When the AD&D campaign reached another end-point, it was time to revisit the CoC investigators. Time had passed. Approximately 9 years. Their investigators were more seasoned, more confident, and more aware of the dangers surrounding them. I needed to give them a feel for what had happened to their characters in the intervening years and provide a kind of hint as to what they would be facing, so I wrote a little bit of a story for each of them.
AD&D to CoC
There were six original investigators and, for this game, we were adding a seventh. Someone who had never played CoC before (and was also new to AD&D) - so they had to be younger, less experienced in some ways, but still capable of looking after themselves when push came to shove (or fist came to tentacle).

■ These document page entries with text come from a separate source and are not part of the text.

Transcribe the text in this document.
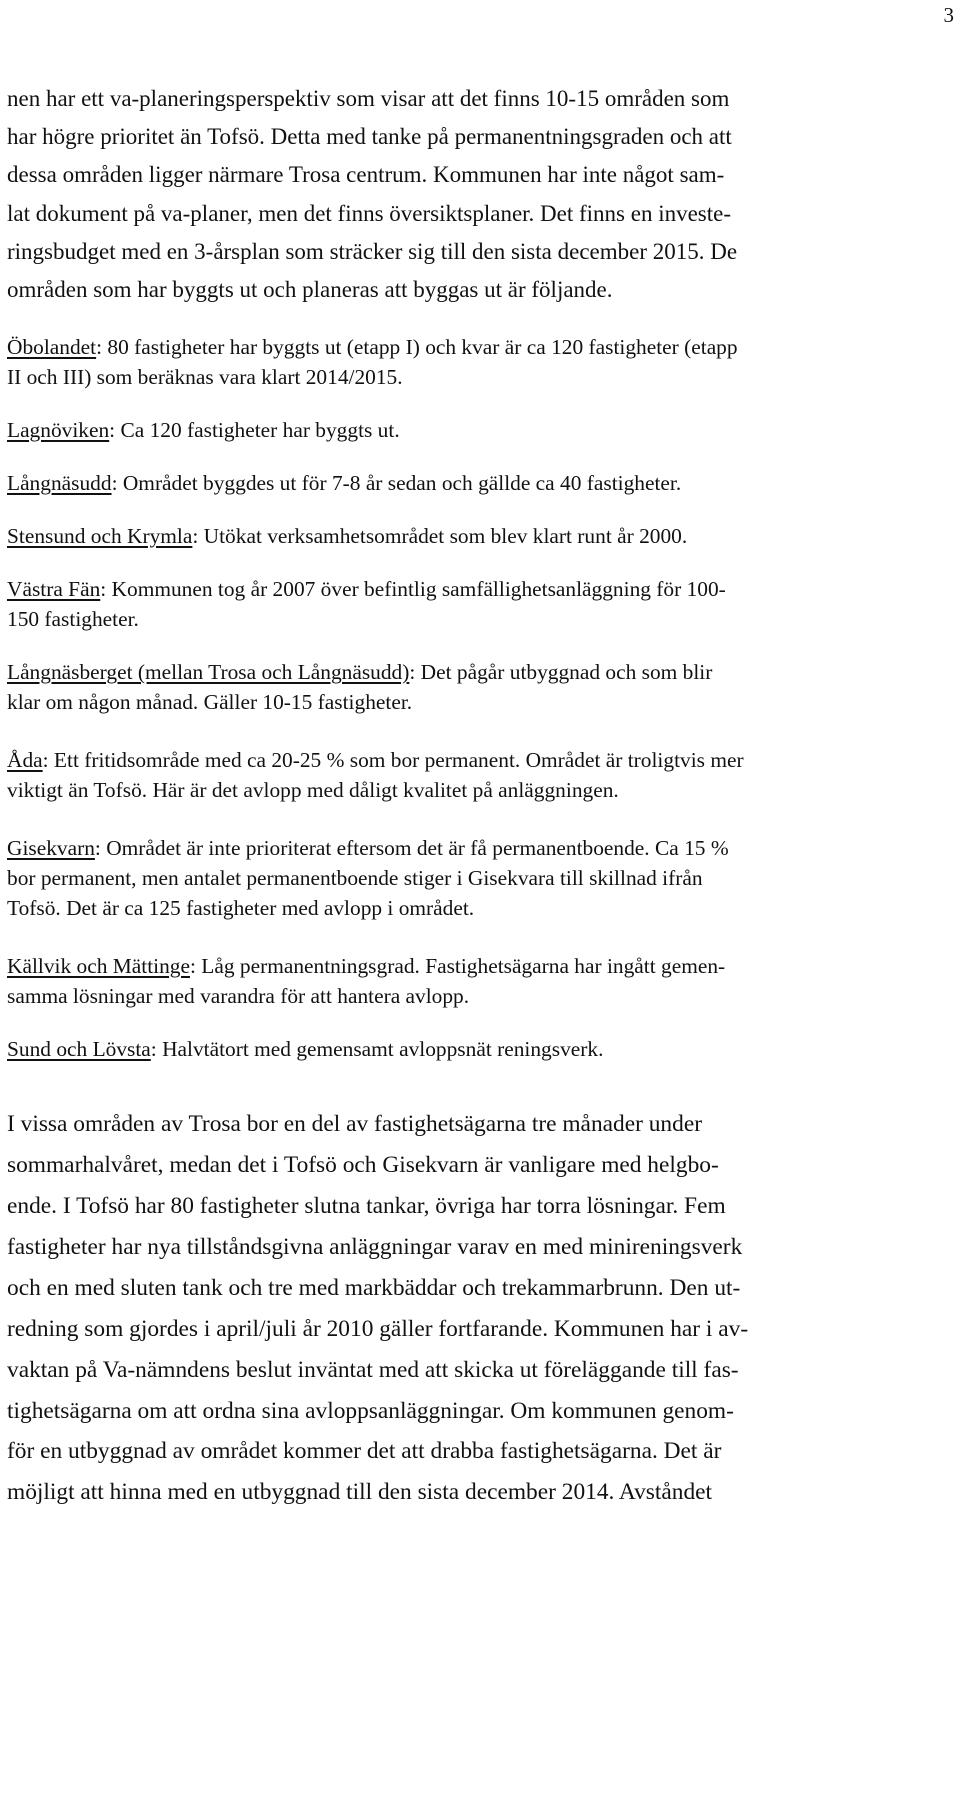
3
nen har ett va-planeringsperspektiv som visar att det finns 10-15 områden som
har högre prioritet än Tofsö. Detta med tanke på permanentningsgraden och att
dessa områden ligger närmare Trosa centrum. Kommunen har inte något sam-
lat dokument på va-planer, men det finns översiktsplaner. Det finns en investe-
ringsbudget med en 3-årsplan som sträcker sig till den sista december 2015. De
områden som har byggts ut och planeras att byggas ut är följande.
Öbolandet: 80 fastigheter har byggts ut (etapp I) och kvar är ca 120 fastigheter (etapp
II och III) som beräknas vara klart 2014/2015.
Lagnöviken: Ca 120 fastigheter har byggts ut.
Långnäsudd: Området byggdes ut för 7-8 år sedan och gällde ca 40 fastigheter.
Stensund och Krymla: Utökat verksamhetsområdet som blev klart runt år 2000.
Västra Fän: Kommunen tog år 2007 över befintlig samfällighetsanläggning för 100-
150 fastigheter.
Långnäsberget (mellan Trosa och Långnäsudd): Det pågår utbyggnad och som blir
klar om någon månad. Gäller 10-15 fastigheter.
Åda: Ett fritidsområde med ca 20-25 % som bor permanent. Området är troligtvis mer
viktigt än Tofsö. Här är det avlopp med dåligt kvalitet på anläggningen.
Gisekvarn: Området är inte prioriterat eftersom det är få permanentboende. Ca 15 %
bor permanent, men antalet permanentboende stiger i Gisekvara till skillnad ifrån
Tofsö. Det är ca 125 fastigheter med avlopp i området.
Källvik och Mättinge: Låg permanentningsgrad. Fastighetsägarna har ingått gemen-
samma lösningar med varandra för att hantera avlopp.
Sund och Lövsta: Halvtätort med gemensamt avloppsnät reningsverk.
I vissa områden av Trosa bor en del av fastighetsägarna tre månader under
sommarhalvåret, medan det i Tofsö och Gisekvarn är vanligare med helgbo-
ende. I Tofsö har 80 fastigheter slutna tankar, övriga har torra lösningar. Fem
fastigheter har nya tillståndsgivna anläggningar varav en med minireningsverk
och en med sluten tank och tre med markbäddar och trekammarbrunn. Den ut-
redning som gjordes i april/juli år 2010 gäller fortfarande. Kommunen har i av-
vaktan på Va-nämndens beslut inväntat med att skicka ut föreläggande till fas-
tighetsägarna om att ordna sina avloppsanläggningar. Om kommunen genom-
för en utbyggnad av området kommer det att drabba fastighetsägarna. Det är
möjligt att hinna med en utbyggnad till den sista december 2014. Avståndet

What Are They Investigating?
I needed some time to revamp their AD&D character sheets, so I needed to pick a decent size scenario. I also needed something that could be tied in to the events occurring in the AD&D world (Besk) without a great deal of readjustment. Looking through the modules I had available, I was left with pretty much just one.
Masks of Nyarlathotep.
Yep, second time out of the gate and I'm picking the biggest, scariest story. Based on my reading, experienced Lore Keepers have balked at running this one.
But, the benefit I have is that I don't have to use all of it, and it is quite easy to make it work with a nasty piece of work known as the 'Blood King' rather than the multi-faced Nyarlathotep - though there is absolutely no reason they can't be the same being. I just add in a few events for colour and let the investigations unfold as they will - steering only when absolutely necessary (and as subtly as possible).
Amount of Preparation Needed
What always gets me about Call of Cthulhu is the amount of preparation time needed to keep on top of the investigations.
First, there's the reading (and re-reading and re-reading) of each scenario.
Second, there's the mapping of the various clues - who has them, where they can lead - just to make sure that there is a cogent and reasonable set of pathways through to the endgame. You would not believe the number of times my players have started at what should be the last set of clues in a logical sequence, forcing me to think fast and map out another way to the end without spoiling their game (or bringing it to a close before they've even had time to get a taste for it).
Third, there are the handouts. I have generated some handouts for my AD&D sessions, but CoC relies on so much more. It's all very well just photocopying the dull and boring handouts as they appear in the module, but it's much more fun for the players to hold a page or two of a broadsheet in their hands and have to work out which article is the one they need to focus on. Photographs should be printed on photo paper. Letters should be "handwritten" and rumpled from being read so many times. Notes taken in haste should be nearly unreadable and have coffee stains. Telegrams should look like telegrams. Matchbooks should be matchbooks, etc.
I've seen the deluxe handouts that have been generated for this adventure, but the cost is prohibitive to get them delivered to this side of the world. Not to mention the fact that I'm taking liberties with times, dates, people (to some extent), so I need to create my own variations. In later posts, I'll provide pictures of what I've managed to do.
In further posts, I'll finish introducing the investigators and their introductory stories, then I'll record how the investigators went about their business. It's going to take a while and more than a few nerves will be shot by the end of it, I'm sure.